Speaking at an event yesterday, Kerala High Court Judge, Justice A. K. Jayasankaran Nambiar said that questions will be asked about the basic structure doctrine since it militates against the basic scheme of our Constitution.

Why should the basic structure doctrine propounded by the judiciary be seen as freezing the Constitution in that regard for all time to come? These are questions that are normally asked and they will be asked, because it militates against the basic scheme of our Constitution”, Justice Nambiar said.

He was speaking at a lecture organised by the Ernakulam Government Law College Old Students and Teachers Association at Ernakulam on the subject- "Basic Structure Of Indian Constitution & its Present Day Challenges".

When you are talking about the Constitution which is an organic document and change is the only constant, this concept of having an implied limitation on that change sounds a little bit of a misfit”, he said referring to the basic structure doctrine that limits the power of the parliament to amend the Constitution.

Justice Nambiar said that Constitution is an evolving document and it can never be static.
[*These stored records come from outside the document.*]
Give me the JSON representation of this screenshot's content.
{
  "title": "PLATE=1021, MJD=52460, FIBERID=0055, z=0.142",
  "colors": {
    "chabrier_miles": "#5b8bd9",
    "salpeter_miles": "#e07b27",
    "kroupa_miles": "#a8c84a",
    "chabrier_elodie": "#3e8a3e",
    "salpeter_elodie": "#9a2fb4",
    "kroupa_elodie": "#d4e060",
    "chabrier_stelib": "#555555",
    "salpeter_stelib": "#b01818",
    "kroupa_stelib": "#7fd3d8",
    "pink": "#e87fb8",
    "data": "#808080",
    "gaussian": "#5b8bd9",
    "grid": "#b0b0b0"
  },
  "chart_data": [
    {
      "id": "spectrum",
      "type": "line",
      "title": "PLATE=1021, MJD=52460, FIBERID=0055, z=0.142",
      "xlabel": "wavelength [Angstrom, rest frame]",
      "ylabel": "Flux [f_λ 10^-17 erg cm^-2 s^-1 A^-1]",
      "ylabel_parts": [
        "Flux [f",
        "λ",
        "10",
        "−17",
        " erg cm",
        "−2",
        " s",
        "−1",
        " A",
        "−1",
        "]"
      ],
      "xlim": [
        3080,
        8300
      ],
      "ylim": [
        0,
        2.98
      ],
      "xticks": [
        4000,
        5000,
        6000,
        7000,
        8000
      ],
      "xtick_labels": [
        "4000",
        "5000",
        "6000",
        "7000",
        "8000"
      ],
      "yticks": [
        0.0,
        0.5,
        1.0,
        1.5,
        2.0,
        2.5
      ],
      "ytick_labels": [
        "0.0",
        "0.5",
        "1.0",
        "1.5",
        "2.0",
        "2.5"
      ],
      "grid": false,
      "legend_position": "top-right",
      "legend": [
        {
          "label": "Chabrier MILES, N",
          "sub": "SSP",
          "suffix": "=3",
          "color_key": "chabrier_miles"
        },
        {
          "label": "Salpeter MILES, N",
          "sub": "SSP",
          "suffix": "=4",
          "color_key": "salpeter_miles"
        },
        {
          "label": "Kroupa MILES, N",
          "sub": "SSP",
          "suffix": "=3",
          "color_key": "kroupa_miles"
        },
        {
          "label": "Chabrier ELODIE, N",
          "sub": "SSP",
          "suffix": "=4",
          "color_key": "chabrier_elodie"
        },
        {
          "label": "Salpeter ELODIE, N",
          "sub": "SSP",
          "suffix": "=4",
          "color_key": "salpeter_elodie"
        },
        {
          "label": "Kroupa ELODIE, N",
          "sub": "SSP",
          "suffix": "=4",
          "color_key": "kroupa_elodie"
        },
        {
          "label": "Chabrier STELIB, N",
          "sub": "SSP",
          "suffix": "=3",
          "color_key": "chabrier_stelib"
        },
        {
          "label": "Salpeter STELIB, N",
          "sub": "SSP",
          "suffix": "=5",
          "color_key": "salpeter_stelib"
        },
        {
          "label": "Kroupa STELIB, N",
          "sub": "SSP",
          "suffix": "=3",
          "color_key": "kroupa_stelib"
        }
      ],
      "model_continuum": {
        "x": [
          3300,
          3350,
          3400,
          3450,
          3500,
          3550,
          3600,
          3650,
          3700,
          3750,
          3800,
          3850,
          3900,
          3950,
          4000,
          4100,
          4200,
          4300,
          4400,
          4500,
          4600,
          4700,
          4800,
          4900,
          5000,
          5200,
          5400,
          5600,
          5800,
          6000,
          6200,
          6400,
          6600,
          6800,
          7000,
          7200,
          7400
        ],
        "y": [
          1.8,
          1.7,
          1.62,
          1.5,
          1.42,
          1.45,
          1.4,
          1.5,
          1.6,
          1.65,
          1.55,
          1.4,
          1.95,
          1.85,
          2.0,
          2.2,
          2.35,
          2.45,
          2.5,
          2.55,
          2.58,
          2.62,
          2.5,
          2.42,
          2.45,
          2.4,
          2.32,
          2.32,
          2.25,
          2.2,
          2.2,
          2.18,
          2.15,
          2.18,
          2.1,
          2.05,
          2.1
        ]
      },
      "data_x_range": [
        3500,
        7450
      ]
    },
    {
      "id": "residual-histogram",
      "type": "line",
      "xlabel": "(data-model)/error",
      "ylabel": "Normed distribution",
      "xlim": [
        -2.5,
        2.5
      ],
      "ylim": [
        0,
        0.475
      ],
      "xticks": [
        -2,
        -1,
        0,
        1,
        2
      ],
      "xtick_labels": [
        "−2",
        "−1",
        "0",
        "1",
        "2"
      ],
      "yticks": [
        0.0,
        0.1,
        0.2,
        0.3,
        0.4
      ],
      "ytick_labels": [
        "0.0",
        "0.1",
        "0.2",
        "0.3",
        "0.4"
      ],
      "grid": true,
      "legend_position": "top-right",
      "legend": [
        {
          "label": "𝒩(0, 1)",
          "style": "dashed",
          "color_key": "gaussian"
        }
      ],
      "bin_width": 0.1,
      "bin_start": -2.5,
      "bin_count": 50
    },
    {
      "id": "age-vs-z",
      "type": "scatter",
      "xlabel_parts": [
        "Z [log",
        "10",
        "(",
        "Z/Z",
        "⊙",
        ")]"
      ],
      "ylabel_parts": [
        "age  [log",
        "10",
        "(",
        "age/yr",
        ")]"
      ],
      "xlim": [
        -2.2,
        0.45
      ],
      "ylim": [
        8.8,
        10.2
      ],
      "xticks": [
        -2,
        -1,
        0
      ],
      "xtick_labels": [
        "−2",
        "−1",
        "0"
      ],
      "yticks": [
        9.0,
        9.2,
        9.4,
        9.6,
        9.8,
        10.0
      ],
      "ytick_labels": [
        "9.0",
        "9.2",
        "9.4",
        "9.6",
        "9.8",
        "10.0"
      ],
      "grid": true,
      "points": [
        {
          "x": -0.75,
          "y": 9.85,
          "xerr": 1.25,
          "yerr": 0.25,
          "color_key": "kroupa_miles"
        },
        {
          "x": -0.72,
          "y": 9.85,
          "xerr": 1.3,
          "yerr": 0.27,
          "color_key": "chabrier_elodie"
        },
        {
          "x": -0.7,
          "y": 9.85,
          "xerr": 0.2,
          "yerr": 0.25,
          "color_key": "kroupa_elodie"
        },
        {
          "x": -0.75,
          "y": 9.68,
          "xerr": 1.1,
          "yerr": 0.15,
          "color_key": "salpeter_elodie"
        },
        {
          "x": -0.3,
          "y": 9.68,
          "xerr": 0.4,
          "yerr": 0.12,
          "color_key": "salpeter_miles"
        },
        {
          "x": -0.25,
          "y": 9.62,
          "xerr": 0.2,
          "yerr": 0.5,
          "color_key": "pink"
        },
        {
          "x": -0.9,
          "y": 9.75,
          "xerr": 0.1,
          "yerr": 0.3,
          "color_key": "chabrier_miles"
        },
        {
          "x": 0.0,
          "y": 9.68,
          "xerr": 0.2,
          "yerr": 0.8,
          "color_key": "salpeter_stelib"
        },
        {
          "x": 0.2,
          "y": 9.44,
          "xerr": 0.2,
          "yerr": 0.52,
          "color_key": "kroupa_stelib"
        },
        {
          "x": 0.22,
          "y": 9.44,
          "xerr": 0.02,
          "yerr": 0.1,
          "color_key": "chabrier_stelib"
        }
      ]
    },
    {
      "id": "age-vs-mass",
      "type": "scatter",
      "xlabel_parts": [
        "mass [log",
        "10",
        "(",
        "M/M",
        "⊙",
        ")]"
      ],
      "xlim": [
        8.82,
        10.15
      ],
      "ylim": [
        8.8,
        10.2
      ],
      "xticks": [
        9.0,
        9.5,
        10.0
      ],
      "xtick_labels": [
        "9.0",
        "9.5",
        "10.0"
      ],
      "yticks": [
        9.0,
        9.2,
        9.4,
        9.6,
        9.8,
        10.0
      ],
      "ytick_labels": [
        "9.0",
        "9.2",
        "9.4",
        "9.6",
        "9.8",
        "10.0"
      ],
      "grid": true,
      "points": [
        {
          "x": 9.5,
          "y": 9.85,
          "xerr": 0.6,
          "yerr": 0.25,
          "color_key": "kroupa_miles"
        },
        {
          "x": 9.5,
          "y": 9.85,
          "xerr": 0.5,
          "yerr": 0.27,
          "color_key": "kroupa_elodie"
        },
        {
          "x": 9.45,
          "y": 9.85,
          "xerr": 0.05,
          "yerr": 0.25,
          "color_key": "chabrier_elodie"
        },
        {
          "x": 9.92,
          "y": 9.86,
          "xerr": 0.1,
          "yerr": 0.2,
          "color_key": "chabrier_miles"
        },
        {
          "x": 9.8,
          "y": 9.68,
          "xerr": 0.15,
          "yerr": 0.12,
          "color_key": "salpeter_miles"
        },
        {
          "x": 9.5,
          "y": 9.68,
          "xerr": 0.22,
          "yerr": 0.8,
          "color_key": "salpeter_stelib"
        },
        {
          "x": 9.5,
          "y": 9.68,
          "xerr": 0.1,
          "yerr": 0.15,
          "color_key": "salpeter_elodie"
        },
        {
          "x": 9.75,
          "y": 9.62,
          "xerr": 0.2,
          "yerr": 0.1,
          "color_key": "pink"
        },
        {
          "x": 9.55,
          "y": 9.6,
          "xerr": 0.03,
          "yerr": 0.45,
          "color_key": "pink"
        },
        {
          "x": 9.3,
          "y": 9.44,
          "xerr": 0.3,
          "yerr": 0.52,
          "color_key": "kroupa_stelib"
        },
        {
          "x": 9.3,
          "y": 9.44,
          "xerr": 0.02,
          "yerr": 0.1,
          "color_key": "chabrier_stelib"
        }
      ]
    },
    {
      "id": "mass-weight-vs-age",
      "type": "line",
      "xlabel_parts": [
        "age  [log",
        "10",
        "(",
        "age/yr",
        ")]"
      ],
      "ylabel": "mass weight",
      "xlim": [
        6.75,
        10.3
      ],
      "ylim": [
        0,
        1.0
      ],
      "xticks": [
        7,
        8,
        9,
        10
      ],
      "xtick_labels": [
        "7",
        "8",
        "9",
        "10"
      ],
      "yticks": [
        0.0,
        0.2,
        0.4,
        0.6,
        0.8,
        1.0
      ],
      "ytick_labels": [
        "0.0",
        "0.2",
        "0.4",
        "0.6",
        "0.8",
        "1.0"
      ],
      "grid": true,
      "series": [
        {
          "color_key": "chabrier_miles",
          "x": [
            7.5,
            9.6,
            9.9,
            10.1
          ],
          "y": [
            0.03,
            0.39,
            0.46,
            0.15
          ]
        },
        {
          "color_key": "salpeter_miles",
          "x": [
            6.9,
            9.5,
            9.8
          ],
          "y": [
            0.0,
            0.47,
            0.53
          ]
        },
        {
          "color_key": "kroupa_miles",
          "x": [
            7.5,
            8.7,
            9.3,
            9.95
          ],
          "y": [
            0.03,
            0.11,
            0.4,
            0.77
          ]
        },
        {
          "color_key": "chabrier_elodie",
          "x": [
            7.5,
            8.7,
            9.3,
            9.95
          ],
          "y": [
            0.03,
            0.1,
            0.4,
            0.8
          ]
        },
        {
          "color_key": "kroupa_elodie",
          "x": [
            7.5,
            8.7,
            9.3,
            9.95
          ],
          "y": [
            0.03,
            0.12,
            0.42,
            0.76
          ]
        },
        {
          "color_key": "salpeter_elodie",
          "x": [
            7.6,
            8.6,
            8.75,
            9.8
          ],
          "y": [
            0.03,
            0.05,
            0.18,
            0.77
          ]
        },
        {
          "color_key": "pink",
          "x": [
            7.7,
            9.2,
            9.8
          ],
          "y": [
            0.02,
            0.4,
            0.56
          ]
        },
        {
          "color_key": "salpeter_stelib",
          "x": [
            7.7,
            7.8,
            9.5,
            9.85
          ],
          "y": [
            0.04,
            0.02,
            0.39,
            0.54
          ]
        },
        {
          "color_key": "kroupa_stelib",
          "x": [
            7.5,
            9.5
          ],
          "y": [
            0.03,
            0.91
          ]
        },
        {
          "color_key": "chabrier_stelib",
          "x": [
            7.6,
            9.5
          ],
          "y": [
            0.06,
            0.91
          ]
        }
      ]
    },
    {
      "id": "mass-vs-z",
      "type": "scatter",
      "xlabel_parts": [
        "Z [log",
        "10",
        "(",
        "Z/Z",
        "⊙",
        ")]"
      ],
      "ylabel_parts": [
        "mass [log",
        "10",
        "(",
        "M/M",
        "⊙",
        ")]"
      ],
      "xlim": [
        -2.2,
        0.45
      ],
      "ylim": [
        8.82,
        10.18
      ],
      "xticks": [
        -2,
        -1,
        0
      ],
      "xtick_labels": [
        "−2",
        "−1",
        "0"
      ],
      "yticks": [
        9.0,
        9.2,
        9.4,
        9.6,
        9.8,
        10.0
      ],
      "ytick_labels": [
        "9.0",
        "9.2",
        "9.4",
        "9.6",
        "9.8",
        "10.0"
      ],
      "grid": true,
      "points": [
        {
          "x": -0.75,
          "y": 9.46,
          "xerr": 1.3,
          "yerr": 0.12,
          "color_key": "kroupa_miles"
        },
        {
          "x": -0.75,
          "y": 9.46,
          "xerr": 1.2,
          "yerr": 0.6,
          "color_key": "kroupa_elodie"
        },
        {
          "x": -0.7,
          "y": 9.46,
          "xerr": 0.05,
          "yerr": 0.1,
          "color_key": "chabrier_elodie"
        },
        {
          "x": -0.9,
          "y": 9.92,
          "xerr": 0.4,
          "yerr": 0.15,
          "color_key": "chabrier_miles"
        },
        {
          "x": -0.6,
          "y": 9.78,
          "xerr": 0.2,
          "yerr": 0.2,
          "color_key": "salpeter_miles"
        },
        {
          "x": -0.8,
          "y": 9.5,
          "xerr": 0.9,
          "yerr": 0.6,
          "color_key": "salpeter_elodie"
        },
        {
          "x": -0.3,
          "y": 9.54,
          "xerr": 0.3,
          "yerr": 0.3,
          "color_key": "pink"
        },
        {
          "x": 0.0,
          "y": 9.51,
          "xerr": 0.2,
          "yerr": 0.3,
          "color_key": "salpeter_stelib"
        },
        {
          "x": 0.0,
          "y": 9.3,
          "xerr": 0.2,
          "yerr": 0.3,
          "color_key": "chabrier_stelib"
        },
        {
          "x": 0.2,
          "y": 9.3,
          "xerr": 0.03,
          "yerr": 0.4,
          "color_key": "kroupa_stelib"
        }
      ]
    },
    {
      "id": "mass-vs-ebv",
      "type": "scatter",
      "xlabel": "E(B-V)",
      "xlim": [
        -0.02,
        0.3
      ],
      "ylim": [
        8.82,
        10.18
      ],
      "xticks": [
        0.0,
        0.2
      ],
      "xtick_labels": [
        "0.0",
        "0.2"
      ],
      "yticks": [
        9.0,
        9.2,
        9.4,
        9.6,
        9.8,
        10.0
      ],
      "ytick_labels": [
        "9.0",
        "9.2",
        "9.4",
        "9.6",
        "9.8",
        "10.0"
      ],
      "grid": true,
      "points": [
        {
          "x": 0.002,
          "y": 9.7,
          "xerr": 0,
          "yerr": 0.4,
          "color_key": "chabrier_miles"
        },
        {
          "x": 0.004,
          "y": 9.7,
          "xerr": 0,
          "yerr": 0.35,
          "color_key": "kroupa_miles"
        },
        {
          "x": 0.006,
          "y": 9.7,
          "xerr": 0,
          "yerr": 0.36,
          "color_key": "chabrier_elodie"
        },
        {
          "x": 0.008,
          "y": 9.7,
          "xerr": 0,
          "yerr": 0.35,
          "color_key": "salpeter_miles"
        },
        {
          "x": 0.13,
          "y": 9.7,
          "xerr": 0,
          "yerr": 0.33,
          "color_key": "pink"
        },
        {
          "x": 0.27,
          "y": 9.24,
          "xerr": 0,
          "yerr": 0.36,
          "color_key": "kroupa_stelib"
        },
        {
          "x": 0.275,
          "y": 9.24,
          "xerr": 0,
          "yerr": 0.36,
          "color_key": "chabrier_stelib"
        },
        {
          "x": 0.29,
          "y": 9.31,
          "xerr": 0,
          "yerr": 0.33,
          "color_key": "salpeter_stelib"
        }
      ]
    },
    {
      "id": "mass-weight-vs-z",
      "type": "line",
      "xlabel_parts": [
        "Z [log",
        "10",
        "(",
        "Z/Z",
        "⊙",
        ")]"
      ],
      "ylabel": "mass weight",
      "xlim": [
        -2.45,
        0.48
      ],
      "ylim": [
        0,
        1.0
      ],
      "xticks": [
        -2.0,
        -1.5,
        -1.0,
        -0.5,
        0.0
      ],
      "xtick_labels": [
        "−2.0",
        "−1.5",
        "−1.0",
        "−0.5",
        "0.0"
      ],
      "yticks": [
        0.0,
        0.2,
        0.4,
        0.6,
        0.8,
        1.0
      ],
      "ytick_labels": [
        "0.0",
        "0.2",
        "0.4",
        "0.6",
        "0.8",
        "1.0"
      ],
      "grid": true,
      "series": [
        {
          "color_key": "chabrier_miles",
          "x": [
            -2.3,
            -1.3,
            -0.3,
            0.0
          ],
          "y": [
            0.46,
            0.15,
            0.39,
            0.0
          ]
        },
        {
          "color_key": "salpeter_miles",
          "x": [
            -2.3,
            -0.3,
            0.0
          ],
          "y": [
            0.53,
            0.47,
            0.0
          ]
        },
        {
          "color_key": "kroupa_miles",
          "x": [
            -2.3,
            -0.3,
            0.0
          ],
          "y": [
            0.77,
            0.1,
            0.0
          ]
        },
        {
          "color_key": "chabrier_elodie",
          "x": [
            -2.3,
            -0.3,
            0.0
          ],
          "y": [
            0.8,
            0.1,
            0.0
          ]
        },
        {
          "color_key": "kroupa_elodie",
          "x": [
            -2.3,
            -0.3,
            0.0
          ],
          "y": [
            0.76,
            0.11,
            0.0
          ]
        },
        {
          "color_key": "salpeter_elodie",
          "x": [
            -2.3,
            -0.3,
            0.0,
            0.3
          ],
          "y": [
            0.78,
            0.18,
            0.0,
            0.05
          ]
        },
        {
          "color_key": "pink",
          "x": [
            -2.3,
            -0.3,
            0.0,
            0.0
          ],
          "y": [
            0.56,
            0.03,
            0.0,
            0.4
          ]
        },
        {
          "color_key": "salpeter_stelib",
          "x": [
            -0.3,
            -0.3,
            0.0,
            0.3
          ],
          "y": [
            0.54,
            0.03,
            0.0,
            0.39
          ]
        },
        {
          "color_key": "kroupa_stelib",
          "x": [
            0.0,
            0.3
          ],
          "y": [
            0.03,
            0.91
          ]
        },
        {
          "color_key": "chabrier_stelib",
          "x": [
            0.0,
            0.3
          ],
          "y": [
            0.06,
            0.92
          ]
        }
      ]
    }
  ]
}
He said that it is a governing document which governs the society and people, and as long as you have a change in the society and the attitude of people, we will have Constitution fall in sync will those changing attitudes. He said that interpretation of the Constitution has to be dynamic.

Justice Jayasankaran Nambiar said that Part 3 of the Constitution is restricted to only a few rights for the reason that the Constituent Assembly was not meant to solve all the problems faced by society in those days. He said that the issues which could not be resolved were put in Part 4 of the Constitution.

You have to see how the society develops, what are the changing attitudes of the society. What is good today may be bad tomorrow. So, let’s not freeze the Constitution for all time to come. Because that would be, like the Americans say, the dead hand of the past governing the future. We don’t want that. You need a Constitution that will always remain as a governing document and remain relevant as a governing document. So you need to confine what you are freezing to the bare minimum. Because if you do more than that you are actually controlling the Constitution, you are preventing it from evolving”, he said.

What is apparent from a joint reading of Part 3, Part 4 and Article 368, there is an inbuilt scheme of incremental empowerment of the citizenry. This is important because you need to understand that the Constitution was never meant to be static even at the time of its inception or adoption. The framers deliberately put in a clause Article 368 for its amendment, Part 3 and Part 4 providing for an ‘incremental empowerment’. It is not something to be achieved overnight. Even your fundamental rights”, he said.

He said that when we are talking about a scheme of incremental empowerment, the question that will naturally be asked is about the scope of the provision for limitations of the power to amend.

Against the backdrop of a scheme of incremental empowerment of the citizenry which is inbuilt in our Constitution, against the scheme of change that is inbuilt in our Constitution, how do you explain an implied limitation? There are express provisions in the Constitution which limit- Article 13(2). It says that you shall not abridge or take away only those rights in Part 3. What about the other provisions outside of Part 3? Are they to be taken away, are they to be abridged? If they are, who is to say so?”, Justice Nambiar asked.

He said that if a document is supposed to be frozen at a point in time, it will never provide a clause for its amendment. “Therefore the amendment provision itself signals the need for a change or the idea that it should be changed in future times”, he said adding that the provision for amendment is not surprising because ours is a transformative Constitution.

He also said that the Constitution must be interpreted as a social document rather than a legal document.

In January this year, Vice-President Jagdeep Dhankhar had said that the Kesavananda Bharati judgment of 1973, which enunciated the principle of basic structure of the Constitution, set a bad precedent.

He had said that “in a democratic society, the basis of any basic structure has to be the supremacy of the mandate of people. Sovereignty of people, sovereignty of the parliament, executive thrives on sovereignty of the parliament. Legislature and parliament decide who will be the chief minister or prime minister. The ultimate power is with the legislature. In such a situation, all constitutional institutions, the legislature, the executive, the parliament are required to be within their limits and confirm to the highest standard of propriety and decorum.”

While dismissing a PIL against Vice President Jagdeep Dhankar over his said remarks against the basic structure doctrine, the Bombay High Court observed that fair criticism of a judgment is permissible.

Subsequently, Chief Justice D Y Chandrachud called the basic structure doctrine a "North Star" that guides and gives certain direction to the interpreters and implementers of the Constitution when the path ahead is convoluted, while delivering a lecture in Mumbai.